Radio Nettuno

ESCLUSIVA – Sacrati a Romagnoli: “Dica chiaramente cosa vuol fare”

24 Ottobre 2012

 

Per la prima volta dopo l’asta. Gilberto Sacrati interviene ai microfoni di Radio International Bologna per chiarire la sua posizione rispetto alle incertezze di Romagnoli e soci nella vicenda dell’acquisizione di Eagles: “Non sono nè un tribunale, nè un giudice: è stato fatto un bando e sono stati presentati conti precisi. Ripeto, precisi. E sono conti che parlano di pregresso e gestione attuale“. Quindi le prime stilettate a Romagnoli: “I pagamenti pregressi spettano a chi subentra, ho cercato di parlare con Romagnoli in questi giorni, ma da lui non ho ricevuto nessuna chiamata. Romagnoli deve impegnarsi seriamente anche per iscritto“. Poi sui mancati pagamenti ai giocatori e sullo sciopero: “Noi abbiamo anticipato delle somme per le trasferte e per il settore giovanile. I ragazzi? Ho parlato con loro il 30 settembre e detto che chi avesse vinto l’asta, alla fine avrebbe pagato. Lo sciopero è un’azione giusta, perchè i giocatori devono capire che succede. Semmai la prima cosa che avrebbero dovuto fare i nuovi, sarebbe stata quella di parlare subito con loro“. Cosa si rimprovera del passato? “La partenza con Martinelli è stata una scelta, giusta o sbagliata che fosse: io ho cercato di tenere viva la Fortitudo e ci ho messo dei quattrini. Il tribunale ha detto che questa è la Fortitudo; altrimenti perchè Romagnoli si sarebbe presentato, se la Effe vera fosse stata la sua?
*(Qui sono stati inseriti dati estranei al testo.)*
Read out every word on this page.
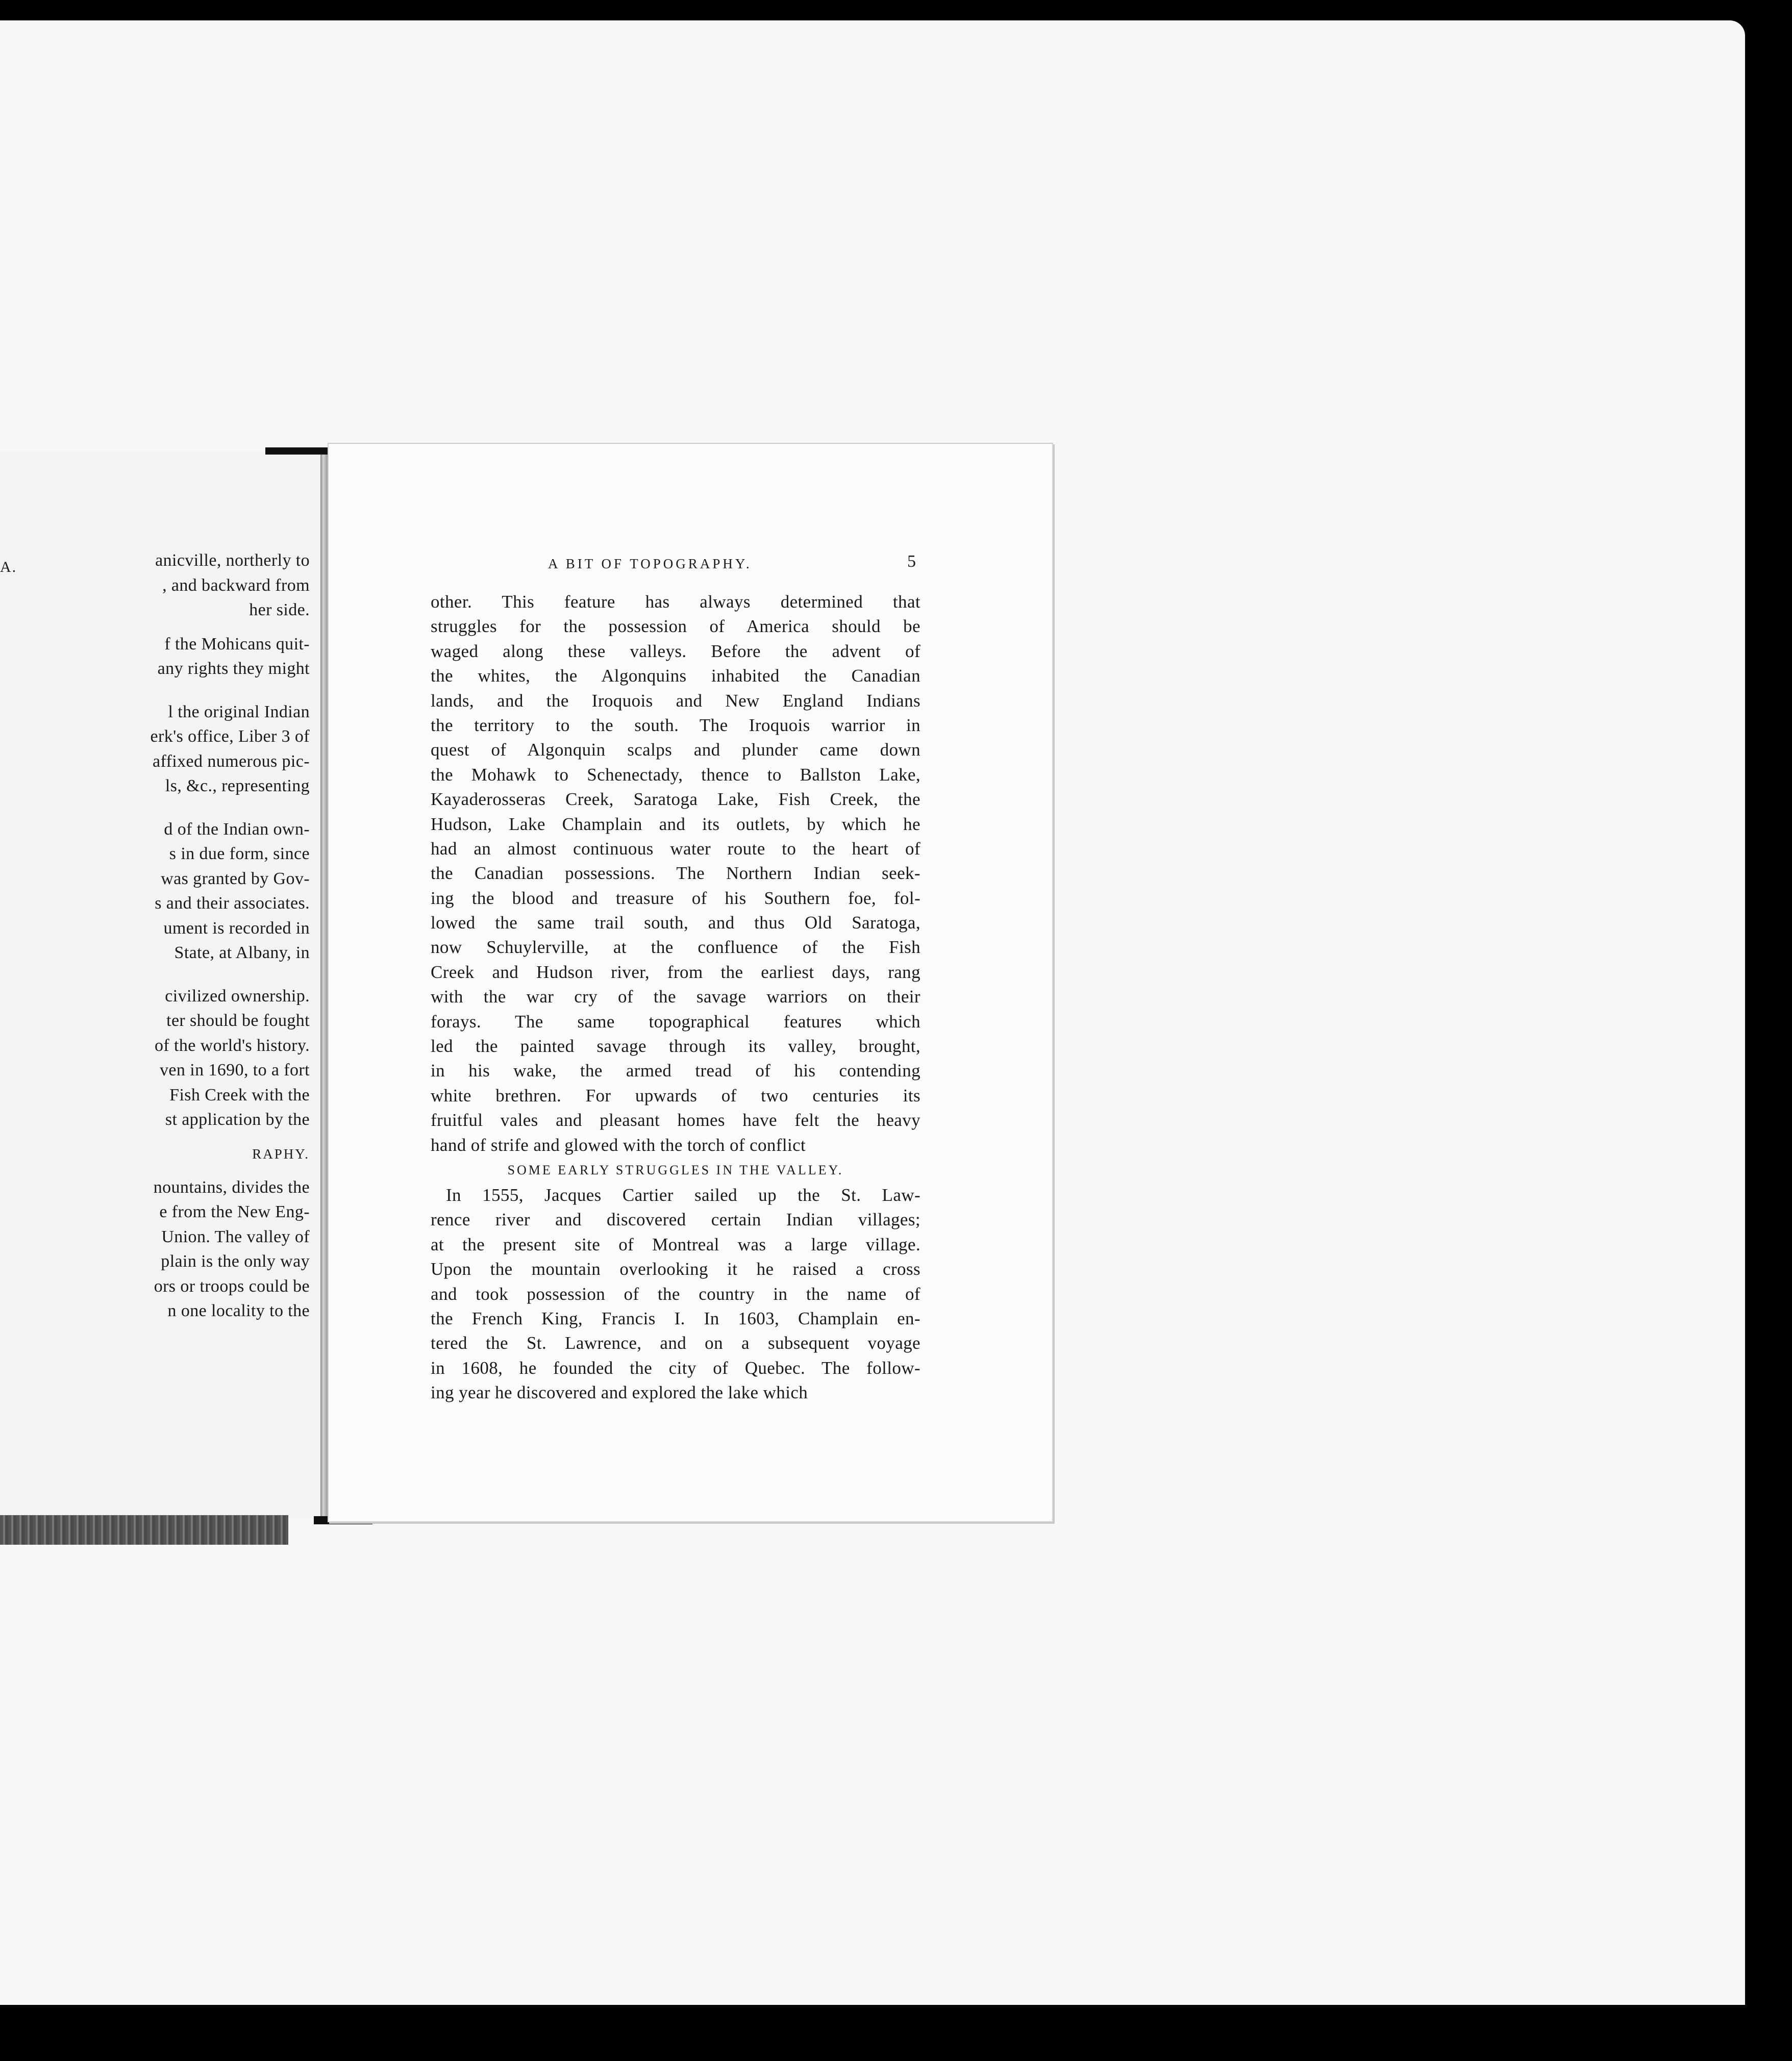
A.	anicville, northerly to
, and backward from
her side.
f the Mohicans quit-
any rights they might
l the original Indian
erk's office, Liber 3 of
affixed numerous pic-
ls, &c., representing
d of the Indian own-
s in due form, since
was granted by Gov-
s and their associates.
ument is recorded in
State, at Albany, in
civilized ownership.
ter should be fought
of the world's history.
ven in 1690, to a fort
Fish Creek with the
st application by the
RAPHY.
nountains, divides the
e from the New Eng-
Union. The valley of
plain is the only way
ors or troops could be
n one locality to the
A BIT OF TOPOGRAPHY.	5
other. This feature has always determined that
struggles for the possession of America should be
waged along these valleys. Before the advent of
the whites, the Algonquins inhabited the Canadian
lands, and the Iroquois and New England Indians
the territory to the south. The Iroquois warrior in
quest of Algonquin scalps and plunder came down
the Mohawk to Schenectady, thence to Ballston Lake,
Kayaderosseras Creek, Saratoga Lake, Fish Creek, the
Hudson, Lake Champlain and its outlets, by which he
had an almost continuous water route to the heart of
the Canadian possessions. The Northern Indian seek-
ing the blood and treasure of his Southern foe, fol-
lowed the same trail south, and thus Old Saratoga,
now Schuylerville, at the confluence of the Fish
Creek and Hudson river, from the earliest days, rang
with the war cry of the savage warriors on their
forays. The same topographical features which
led the painted savage through its valley, brought,
in his wake, the armed tread of his contending
white brethren. For upwards of two centuries its
fruitful vales and pleasant homes have felt the heavy
hand of strife and glowed with the torch of conflict
SOME EARLY STRUGGLES IN THE VALLEY.
In 1555, Jacques Cartier sailed up the St. Law-
rence river and discovered certain Indian villages;
at the present site of Montreal was a large village.
Upon the mountain overlooking it he raised a cross
and took possession of the country in the name of
the French King, Francis I. In 1603, Champlain en-
tered the St. Lawrence, and on a subsequent voyage
in 1608, he founded the city of Quebec. The follow-
ing year he discovered and explored the lake which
Oggi la Fortitudo non deve morire“. Sulle intenzioni di Romagnoli e soci: “Non so cos’abbiano in mente, non posso rispondere per gli altri. Dopo l’asta la mia proprietà ha le quote bloccate, è ovvio che sia necessario incontrarsi per mettersi d’accordo e decidere il da farsi. La vicenda PalaDozza e i 6,4 milioni di euro di debito nei confronti del Comune di Bologna? Non ho responsabilità su quel mancato pagamento: questo lo verificheranno, ne sono sicuro e poi andremo avanti“.

m. m.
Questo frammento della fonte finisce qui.